On March 10, 2026, Lowell's city council voted unanimously to impose a moratorium on Markley Group's data center expansion. The vote was unanimous. Lowell's Markley facility, constructed in 2015, is the largest data center in Massachusetts. It serves Boston Logan Airport and the Commonwealth of Massachusetts among other institutional clients. Property values near the facility doubled after Markley's 2015 acquisition. None of that goodwill survived the expansion proposal, because the expansion was not what residents understood they were living next to when the original facility was built.
The complaints are specific and documented. Residents near the facility reported that winter electricity bills increased from $40 to $177 monthly. Alex Solange, one resident who testified before the council, attributed the increase to the load the data center places on local grid infrastructure. The AC units positioned approximately 100 feet from residential homes produce noise that residents described as comparable to a jet engine. Jacqueline Coles testified about air quality concerns and their effect on her foster child's asthma. The diesel fumes from backup generators reportedly damaged vegetation in residential areas. Councilor Sean McDonough characterized the situation as continued growth at the expense of existing residents. The council agreed. Zero dissenting votes.
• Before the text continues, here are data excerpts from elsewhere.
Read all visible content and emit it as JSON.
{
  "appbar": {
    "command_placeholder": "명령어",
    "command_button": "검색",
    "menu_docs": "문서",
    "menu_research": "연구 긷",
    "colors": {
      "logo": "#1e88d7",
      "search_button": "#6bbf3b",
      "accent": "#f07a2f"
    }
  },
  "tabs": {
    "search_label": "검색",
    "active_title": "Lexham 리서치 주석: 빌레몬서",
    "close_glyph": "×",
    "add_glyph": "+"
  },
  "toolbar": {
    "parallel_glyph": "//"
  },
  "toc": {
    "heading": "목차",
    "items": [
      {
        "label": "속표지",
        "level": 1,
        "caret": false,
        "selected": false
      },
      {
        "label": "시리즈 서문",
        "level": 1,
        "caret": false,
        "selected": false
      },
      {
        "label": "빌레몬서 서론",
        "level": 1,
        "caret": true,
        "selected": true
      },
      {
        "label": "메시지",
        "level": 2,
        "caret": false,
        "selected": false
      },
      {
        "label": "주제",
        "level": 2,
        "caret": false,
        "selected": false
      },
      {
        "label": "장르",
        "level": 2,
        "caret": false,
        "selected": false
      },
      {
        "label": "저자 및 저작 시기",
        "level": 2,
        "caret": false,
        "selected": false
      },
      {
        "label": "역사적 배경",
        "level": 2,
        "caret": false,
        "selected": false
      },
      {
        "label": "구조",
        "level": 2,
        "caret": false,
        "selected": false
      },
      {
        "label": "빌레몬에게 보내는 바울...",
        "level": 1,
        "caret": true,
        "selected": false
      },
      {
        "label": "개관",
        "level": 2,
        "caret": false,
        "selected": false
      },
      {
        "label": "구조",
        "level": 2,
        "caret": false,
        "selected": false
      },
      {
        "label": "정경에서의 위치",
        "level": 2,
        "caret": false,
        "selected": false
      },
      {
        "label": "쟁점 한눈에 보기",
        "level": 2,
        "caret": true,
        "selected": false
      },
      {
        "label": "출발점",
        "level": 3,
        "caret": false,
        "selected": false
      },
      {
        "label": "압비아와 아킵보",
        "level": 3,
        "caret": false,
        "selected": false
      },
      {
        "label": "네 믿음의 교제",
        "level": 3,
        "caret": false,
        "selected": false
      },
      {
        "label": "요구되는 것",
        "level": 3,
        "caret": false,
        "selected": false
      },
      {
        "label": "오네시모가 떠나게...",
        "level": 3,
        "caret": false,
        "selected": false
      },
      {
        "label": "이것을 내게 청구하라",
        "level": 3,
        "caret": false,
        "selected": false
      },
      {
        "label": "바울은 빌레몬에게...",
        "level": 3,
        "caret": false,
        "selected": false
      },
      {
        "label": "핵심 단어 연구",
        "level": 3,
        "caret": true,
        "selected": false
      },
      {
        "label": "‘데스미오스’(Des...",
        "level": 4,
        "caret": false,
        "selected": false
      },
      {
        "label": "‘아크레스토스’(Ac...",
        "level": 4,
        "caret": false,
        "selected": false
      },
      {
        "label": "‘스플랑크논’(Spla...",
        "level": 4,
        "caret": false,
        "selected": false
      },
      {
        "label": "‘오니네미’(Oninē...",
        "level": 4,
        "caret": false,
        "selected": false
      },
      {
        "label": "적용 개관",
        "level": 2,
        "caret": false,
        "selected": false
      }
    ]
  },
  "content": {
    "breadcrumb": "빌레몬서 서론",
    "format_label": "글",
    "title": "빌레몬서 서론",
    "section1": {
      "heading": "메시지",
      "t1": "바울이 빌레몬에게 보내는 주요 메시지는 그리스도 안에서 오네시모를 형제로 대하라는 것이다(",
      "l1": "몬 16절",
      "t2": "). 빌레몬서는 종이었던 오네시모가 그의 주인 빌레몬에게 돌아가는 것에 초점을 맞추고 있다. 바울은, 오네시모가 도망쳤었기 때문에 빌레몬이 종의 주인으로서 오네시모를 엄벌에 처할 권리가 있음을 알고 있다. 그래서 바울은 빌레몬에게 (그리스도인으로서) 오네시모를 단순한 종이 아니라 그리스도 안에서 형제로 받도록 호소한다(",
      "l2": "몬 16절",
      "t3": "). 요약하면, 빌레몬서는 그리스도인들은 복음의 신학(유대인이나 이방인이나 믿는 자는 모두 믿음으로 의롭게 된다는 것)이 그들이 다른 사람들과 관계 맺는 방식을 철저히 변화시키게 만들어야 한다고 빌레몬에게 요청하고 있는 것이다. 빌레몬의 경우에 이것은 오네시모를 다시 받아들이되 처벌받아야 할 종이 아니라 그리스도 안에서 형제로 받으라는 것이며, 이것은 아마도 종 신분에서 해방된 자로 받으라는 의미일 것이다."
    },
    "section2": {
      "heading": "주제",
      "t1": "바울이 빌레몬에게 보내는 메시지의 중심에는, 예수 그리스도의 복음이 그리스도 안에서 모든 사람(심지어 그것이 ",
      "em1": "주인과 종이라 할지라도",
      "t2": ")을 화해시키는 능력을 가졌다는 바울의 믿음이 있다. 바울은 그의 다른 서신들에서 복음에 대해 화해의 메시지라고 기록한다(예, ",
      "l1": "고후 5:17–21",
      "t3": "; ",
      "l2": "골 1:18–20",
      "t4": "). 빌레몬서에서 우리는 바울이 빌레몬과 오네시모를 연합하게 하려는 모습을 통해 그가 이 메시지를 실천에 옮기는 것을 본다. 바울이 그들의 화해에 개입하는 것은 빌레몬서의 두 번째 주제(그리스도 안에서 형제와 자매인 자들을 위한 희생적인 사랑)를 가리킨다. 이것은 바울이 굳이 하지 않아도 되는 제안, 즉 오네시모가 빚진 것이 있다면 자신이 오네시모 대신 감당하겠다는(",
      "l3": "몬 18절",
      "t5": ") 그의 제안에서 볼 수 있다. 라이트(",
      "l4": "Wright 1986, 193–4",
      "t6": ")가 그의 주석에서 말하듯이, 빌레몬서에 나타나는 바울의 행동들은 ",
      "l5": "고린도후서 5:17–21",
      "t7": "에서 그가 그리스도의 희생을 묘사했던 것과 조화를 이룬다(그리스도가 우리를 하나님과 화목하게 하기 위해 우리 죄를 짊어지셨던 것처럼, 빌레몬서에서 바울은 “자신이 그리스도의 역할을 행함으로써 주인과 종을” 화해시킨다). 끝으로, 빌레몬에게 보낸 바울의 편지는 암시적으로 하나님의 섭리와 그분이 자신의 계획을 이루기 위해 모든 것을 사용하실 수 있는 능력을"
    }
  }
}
Markley and its supporters made the economic case at the council hearings. Union workers and data center employees testified that the jobs the facility provides lifted families from poverty. Tommy Cruz, a Markley employee, noted that approximately one-third of the facility's workers are Lowell residents. Governor Maura Healey's 2024 Mass Leads Act provided $100 million in tax exemptions for data center construction specifically to position Massachusetts as an AI infrastructure hub. None of it was enough. The community coalition that showed up to oppose the expansion outnumbered and, on the evidence of the vote, persuaded the elected officials who had to weigh the trade-off.
This is the pattern that the data center industry needs to study. Wisconsin saw similar opposition to data center growth. The thermal and acoustic footprint of the current generation of air-cooled data center infrastructure, specifically the CRAC units, cooling towers, backup generators, and the electrical load they place on local distribution networks, creates quality-of-life impacts that communities adjacent to these facilities experience directly. The industry's standard response has been economic: jobs, tax revenue, digital infrastructure investment. The Lowell vote suggests that response is no longer sufficient when the facility is close enough to residential areas that residents can hear it running at 2 AM.
Lowell is a signal. The AI infrastructure buildout requires substantially more data center capacity, built faster, than the previous decade's construction pace. The sites that minimize thermal and acoustic footprint, through liquid cooling architectures that reduce or eliminate exterior CRAC units, closed-loop water systems that reduce evaporative drift, and better facility siting relative to residential areas, are not just better environmental outcomes. They are more defensible permitting positions. An operator who shows up to a planning board with a liquid-cooled facility that has no visible cooling tower and limited generator runtime is having a different conversation than one proposing another 100,000 square feet of air-cooled server floor adjacent to a neighborhood. The Lowell moratorium is the cost of not having that conversation early enough.